Van een vriendin leende ik een boek met verhalen van Annie M.G. Schmidt en vertaalde er ééntje, waarbij ik er middels secuur knip-, plak- en kopieerwerk vooral voor zorgde dat de illustraties er goed uitkwamen. In tegenstelling tot de vertaling zelf deed ik dat fröbelwerk wel tien keer over. Ik stuurde mijn proefvertaling naar één uitgeverij. Korte tijd later ontving ik een vernietigende brief terug; ik vertaalde veel te letterlijk en zonder Schwung. Onmiddellijk staakte ik alle literaire vertaalpogingen. Angst essen Seele auf.
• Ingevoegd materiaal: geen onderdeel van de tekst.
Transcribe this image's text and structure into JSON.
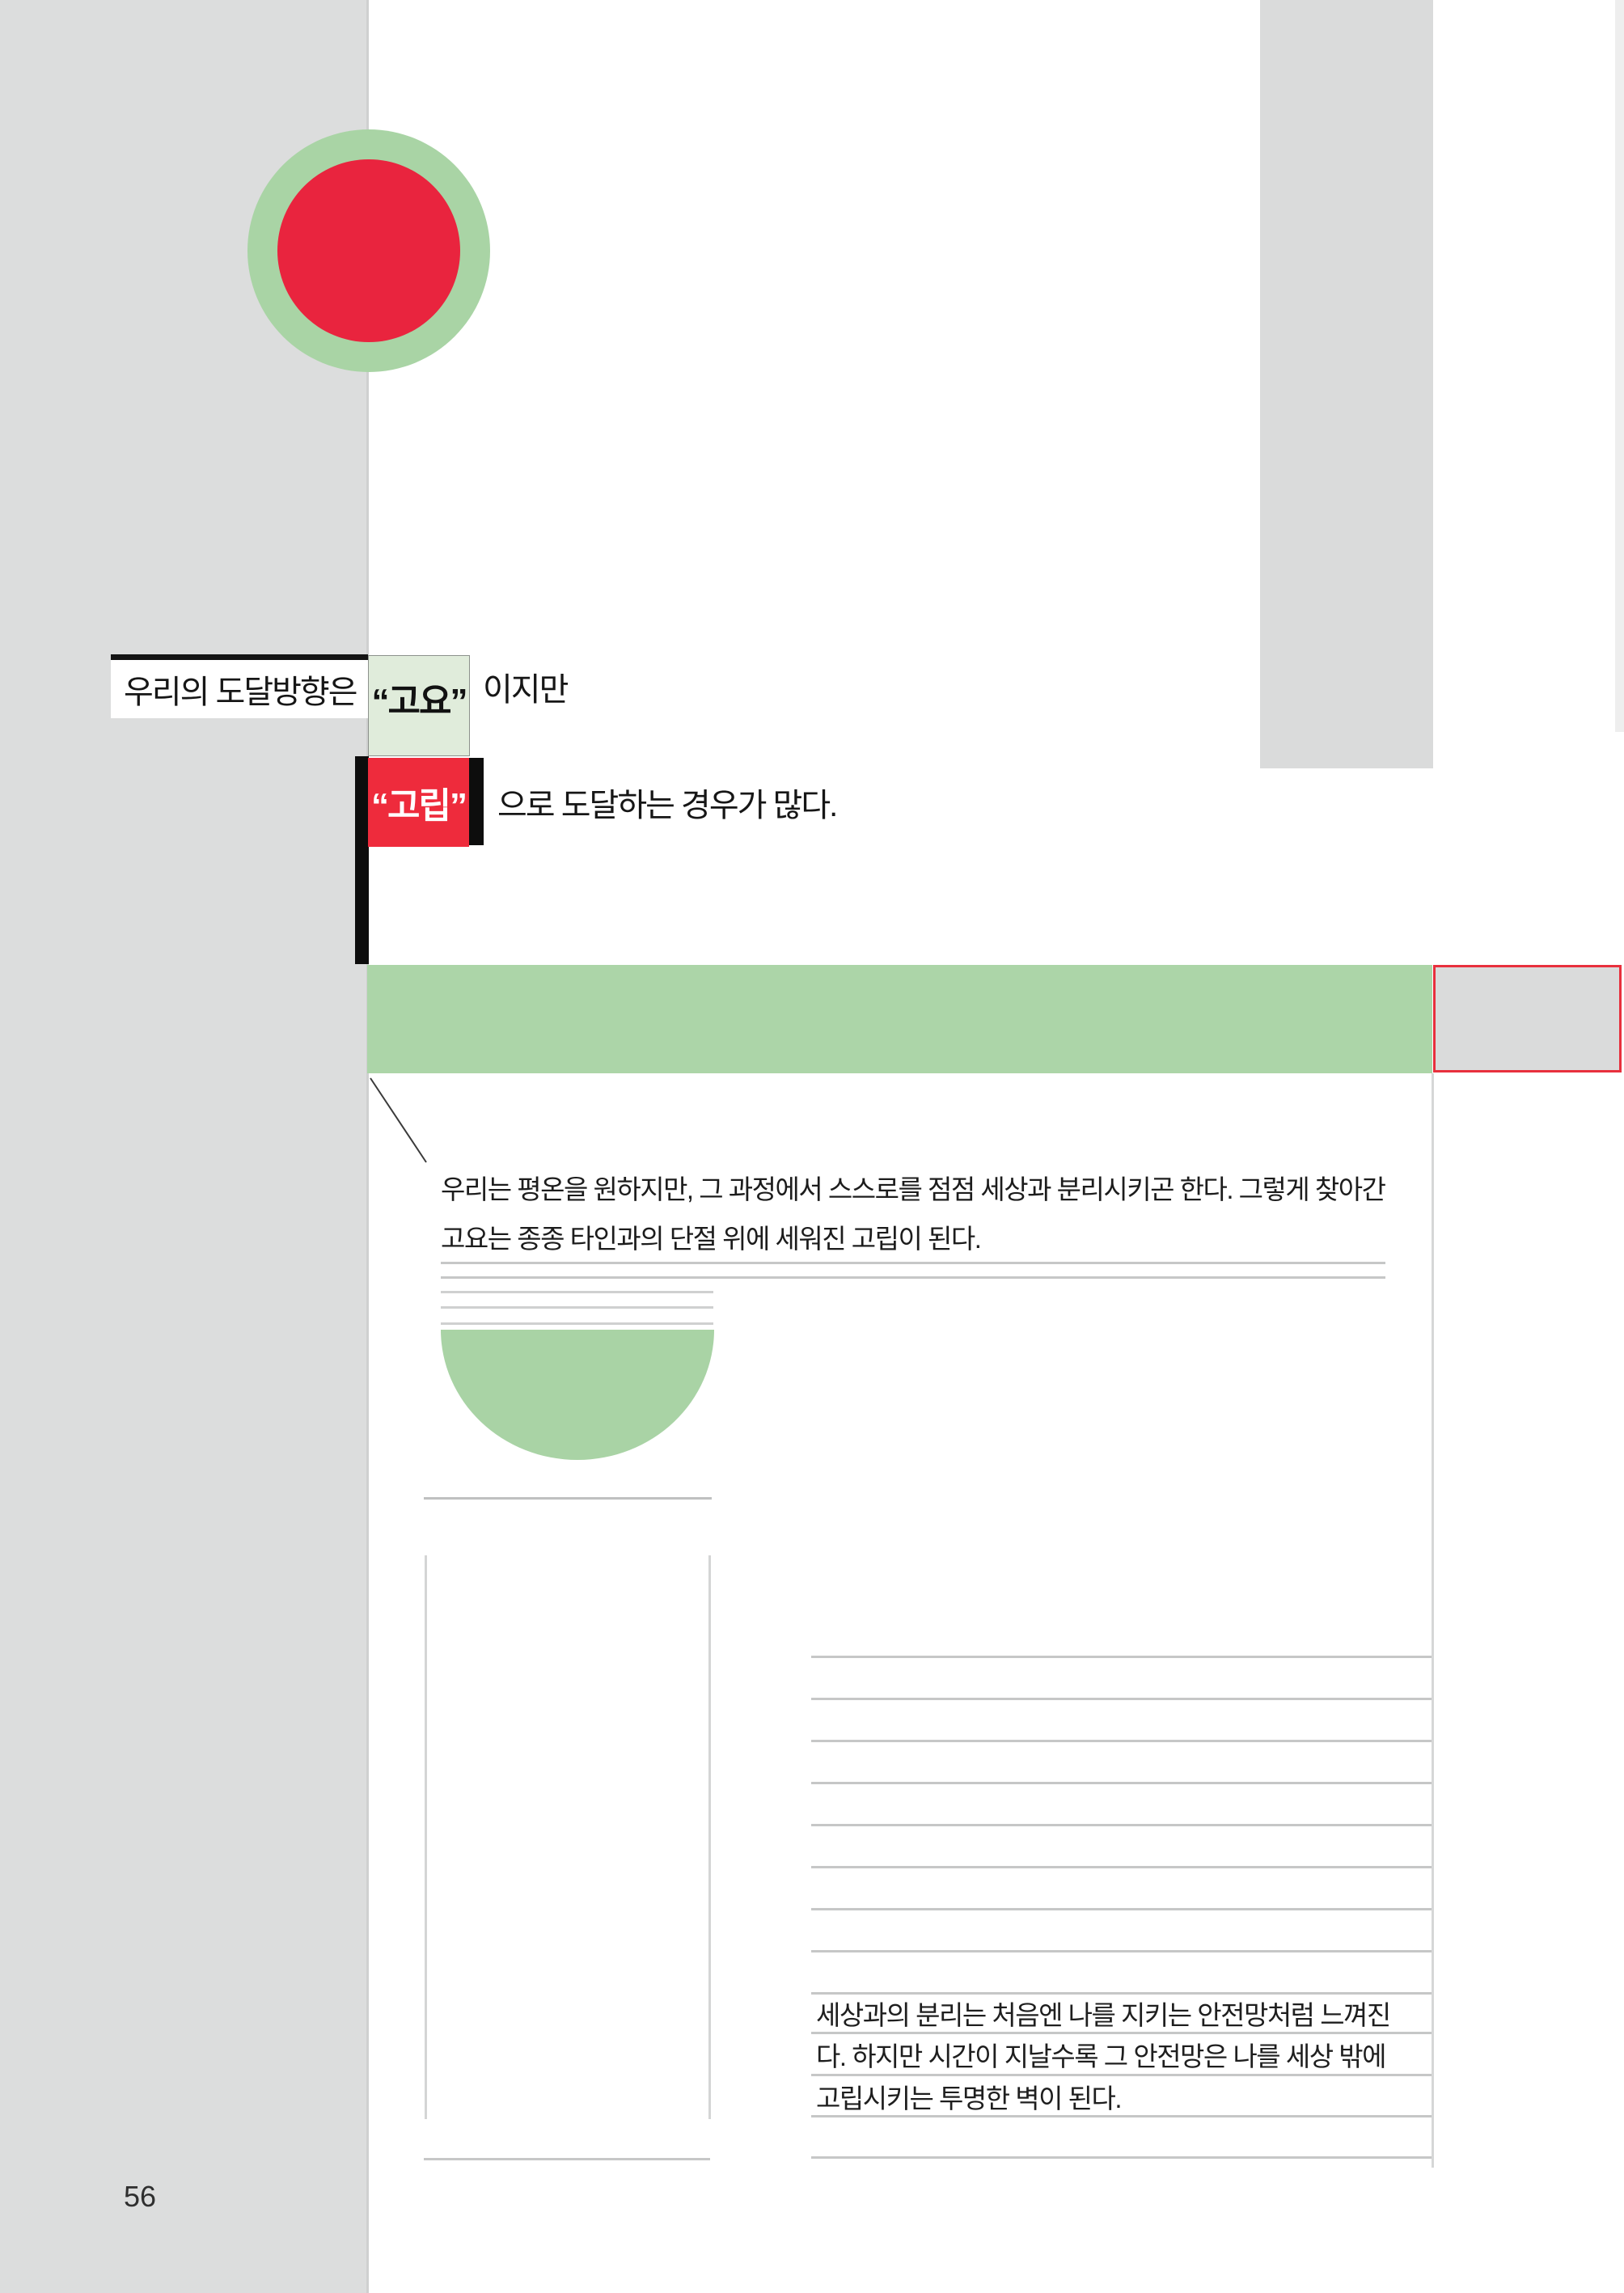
{
  "page": {
    "number": "56"
  },
  "headline": {
    "prefix": "우리의 도달방향은",
    "calm": "“고요”",
    "suffix": "이지만",
    "isolation": "“고립”",
    "line2_suffix": "으로 도달하는 경우가 많다."
  },
  "paragraph": "우리는 평온을 원하지만, 그 과정에서 스스로를 점점 세상과 분리시키곤 한다. 그렇게 찾아간 고요는 종종 타인과의 단절 위에 세워진 고립이 된다.",
  "note": {
    "lines": [
      "세상과의 분리는 처음엔 나를 지키는 안전망처럼 느껴진",
      "다. 하지만 시간이 지날수록 그 안전망은 나를 세상 밖에",
      "고립시키는 투명한 벽이 된다."
    ]
  },
  "colors": {
    "accent_red": "#e9243e",
    "accent_green": "#a9d4a5",
    "highlight_green": "#e0ecdb",
    "panel_gray": "#dcdddd",
    "rule_gray": "#c6c7c7",
    "black": "#141414"
  }
}
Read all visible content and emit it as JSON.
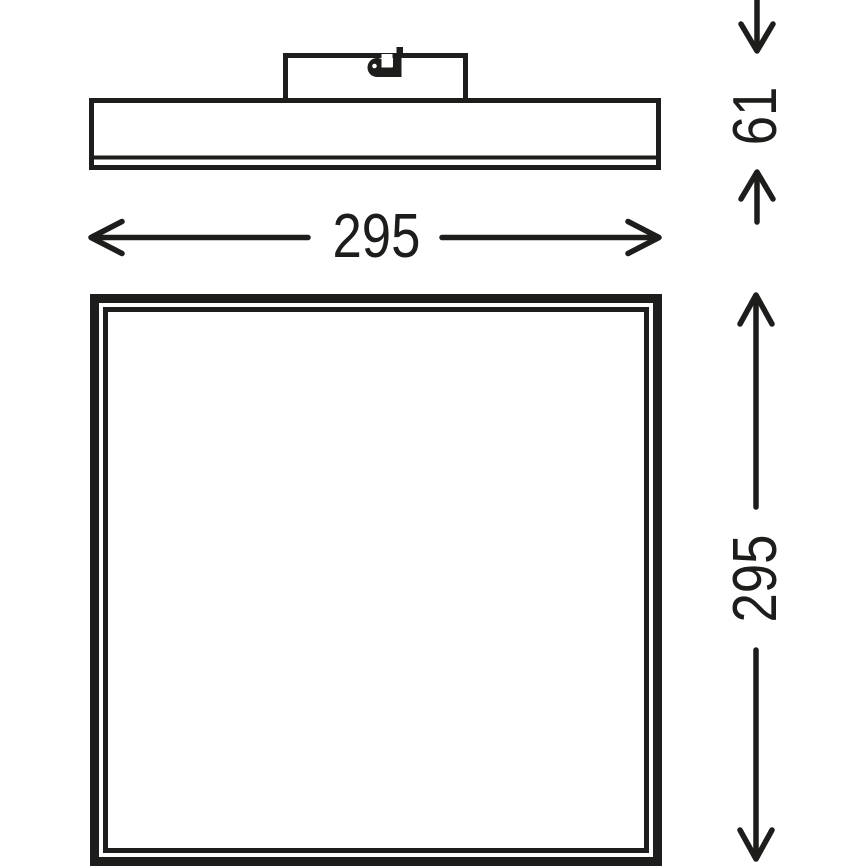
{
  "page": {
    "background_color": "#ffffff",
    "ink_color": "#1d1d1b"
  },
  "drawing": {
    "kind": "product dimension drawing",
    "icons": [
      {
        "name": "cable-clamp-icon",
        "location": "inside mounting canopy of side view"
      }
    ]
  },
  "labels": {
    "panel_width": "295",
    "panel_height": "295",
    "fixture_depth": "61"
  }
}
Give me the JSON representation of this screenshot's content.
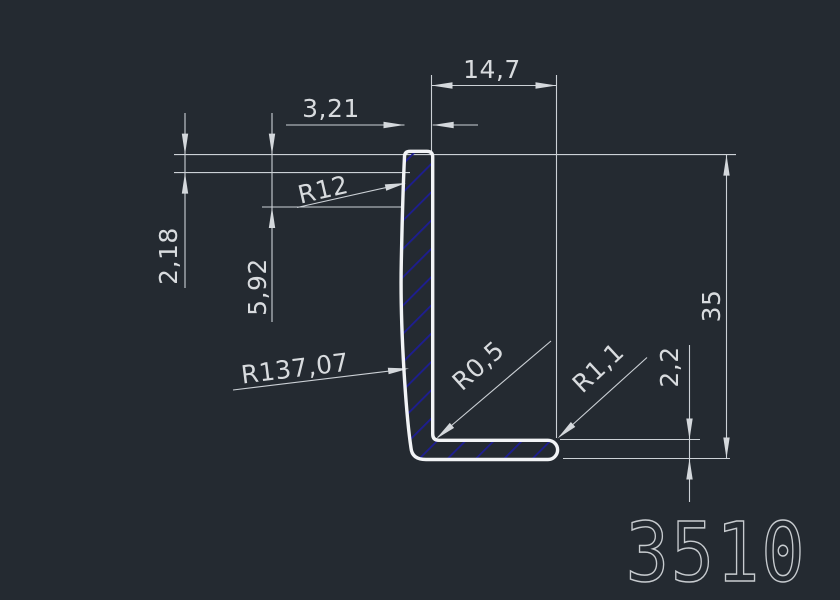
{
  "drawing": {
    "type": "cad-profile-cross-section",
    "part_number": "3510",
    "dimensions": {
      "leg_length_top": "14,7",
      "top_thickness": "3,21",
      "radius_top_outer": "R12",
      "vertical_offset_small": "2,18",
      "vertical_offset_large": "5,92",
      "radius_back_face": "R137,07",
      "radius_inner_corner": "R0,5",
      "radius_end_cap": "R1,1",
      "base_thickness": "2,2",
      "total_height": "35"
    },
    "colors": {
      "background": "#242a31",
      "dimension_lines": "#ccd1d6",
      "dimension_text": "#d8dbde",
      "profile_outline": "#f2f4f6",
      "hatch_fill": "#1d1d92",
      "part_number": "#c7cbcf"
    }
  }
}
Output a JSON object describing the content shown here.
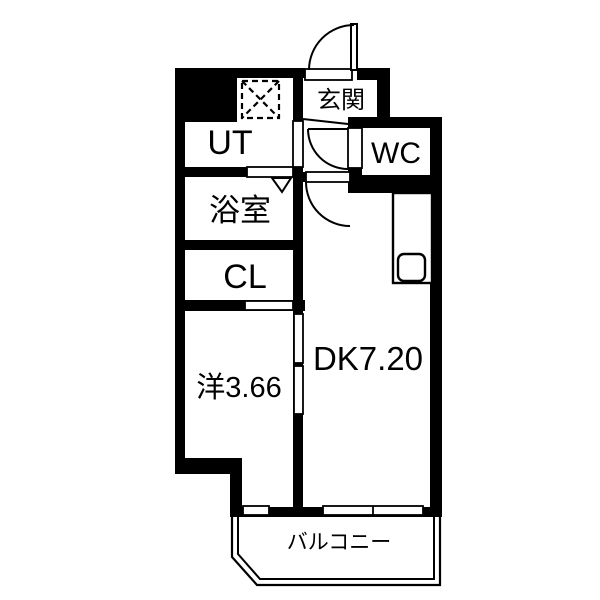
{
  "rooms": {
    "genkan": {
      "label": "玄関"
    },
    "ut": {
      "label": "UT"
    },
    "wc": {
      "label": "WC"
    },
    "bathroom": {
      "label": "浴室"
    },
    "closet": {
      "label": "CL"
    },
    "western_room": {
      "label": "洋3.66"
    },
    "dining_kitchen": {
      "label": "DK7.20"
    },
    "balcony": {
      "label": "バルコニー"
    }
  },
  "colors": {
    "wall": "#000000",
    "floor": "#ffffff",
    "line": "#000000"
  }
}
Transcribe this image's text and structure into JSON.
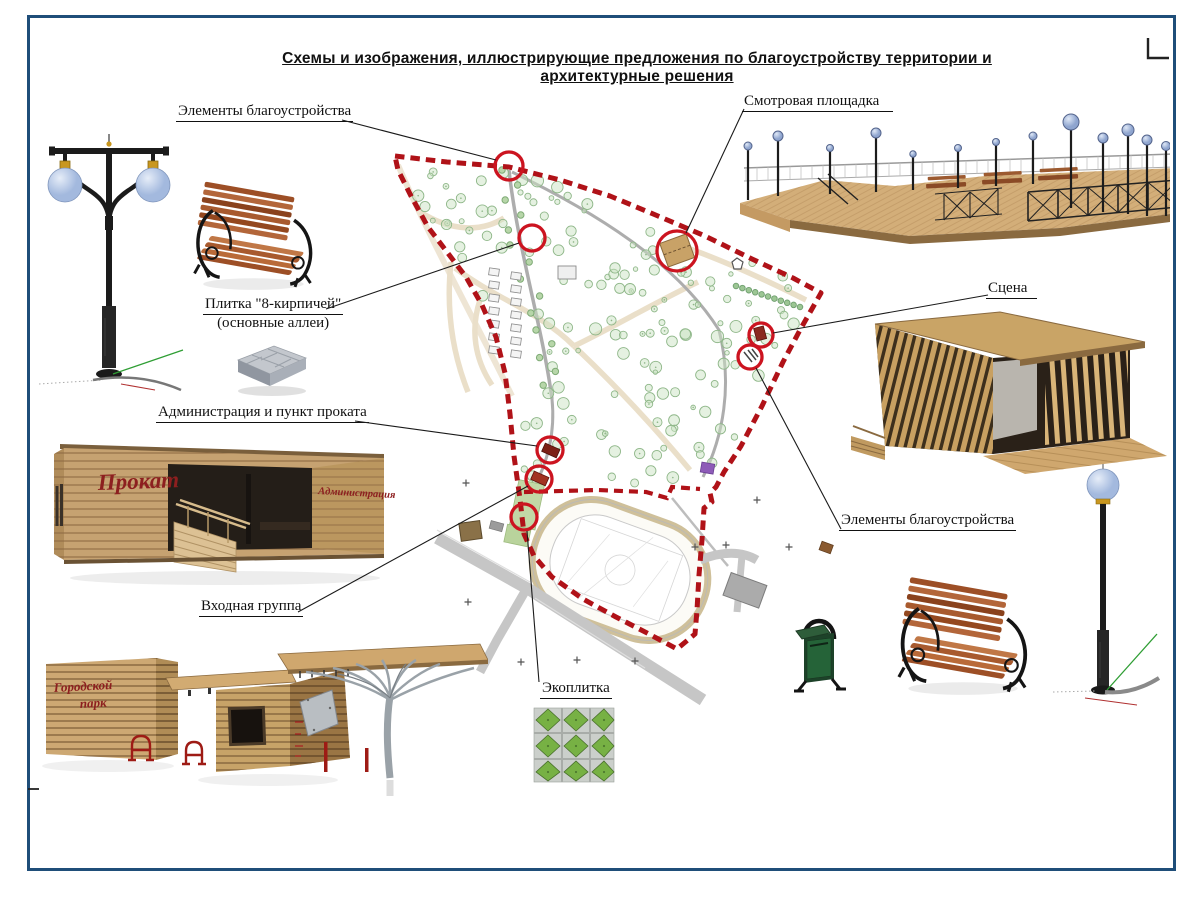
{
  "title": "Схемы и изображения, иллюстрирующие предложения по благоустройству территории и архитектурные решения",
  "callouts": {
    "elements_top": "Элементы благоустройства",
    "viewing_platform": "Смотровая площадка",
    "tile_name": "Плитка \"8-кирпичей\"",
    "tile_sub": "(основные аллеи)",
    "administration": "Администрация и пункт проката",
    "stage": "Сцена",
    "elements_right": "Элементы благоустройства",
    "entrance_group": "Входная группа",
    "eco_tile": "Экоплитка"
  },
  "renders": {
    "admin_building": {
      "left_sign": "Прокат",
      "right_sign": "Администрация"
    },
    "entrance_cube": {
      "line1": "Городской",
      "line2": "парк"
    }
  },
  "colors": {
    "frame_blue": "#1f4e79",
    "boundary_red": "#b01218",
    "marker_red": "#cc1420",
    "wood_tan": "#c9a66f",
    "wood_dark": "#8a6a40",
    "lamp_globe_blue": "#b9c9e6",
    "bin_green": "#1d4229",
    "eco_green": "#77b144",
    "map_tree_green": "#8fb789",
    "path_gray": "#adadad",
    "path_beige": "#eadfc9"
  }
}
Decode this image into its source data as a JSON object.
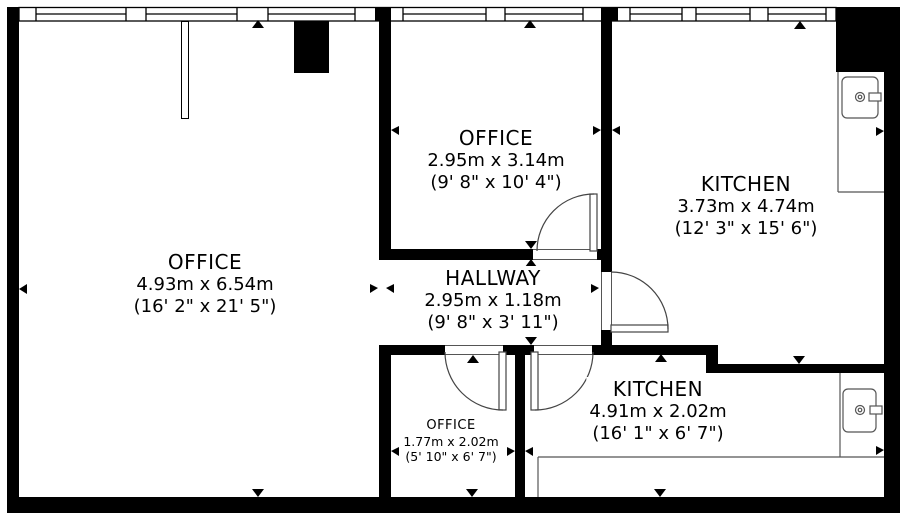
{
  "title": "Floor plan",
  "colors": {
    "wall": "#000000",
    "line": "#444444",
    "fixture_line": "#555555",
    "background": "#ffffff"
  },
  "rooms": {
    "office_main": {
      "name": "OFFICE",
      "metric": "4.93m x 6.54m",
      "imperial": "(16' 2\" x 21' 5\")"
    },
    "office_top": {
      "name": "OFFICE",
      "metric": "2.95m x 3.14m",
      "imperial": "(9' 8\" x 10' 4\")"
    },
    "kitchen_top": {
      "name": "KITCHEN",
      "metric": "3.73m x 4.74m",
      "imperial": "(12' 3\" x 15' 6\")"
    },
    "hallway": {
      "name": "HALLWAY",
      "metric": "2.95m x 1.18m",
      "imperial": "(9' 8\" x 3' 11\")"
    },
    "office_small": {
      "name": "OFFICE",
      "metric": "1.77m x 2.02m",
      "imperial": "(5' 10\" x 6' 7\")"
    },
    "kitchen_bottom": {
      "name": "KITCHEN",
      "metric": "4.91m x 2.02m",
      "imperial": "(16' 1\" x 6' 7\")"
    }
  },
  "fixtures": {
    "sinks": 2,
    "doors": 4,
    "windows": 8,
    "chimney_blocks": 2
  }
}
Copyright illustratie: Fiep Westendorp
Uit belangstelling en zonder verdere ambities nam ik een paar jaar later deel aan een Duits congres over kinder- en jeugdliteratuur. Iedereen was er, onder meer uitgever Gerold Anrich die al tientallen Nederlandse titels had aangekocht, en Gabriela Wenke, chefredactrice van Eselsohr, het Duitse tijdschrift over kinder- en jeugdliteratuur. Ik schrok ervan, ging in een hoek van de zaal zitten en haalde mijn schrijfblok en mijn pen uit mijn tas. Toen kwam Anrich naast me zitten en stelde zich met zijn voornaam voor, en in de pauze bood de chefredactrice me een appel aan. Na dit congres mocht ik recensies schrijven voor Eselsohr en leesrapporten maken voor Anrich Verlag (en later mijn eerste boek gaan vertalen).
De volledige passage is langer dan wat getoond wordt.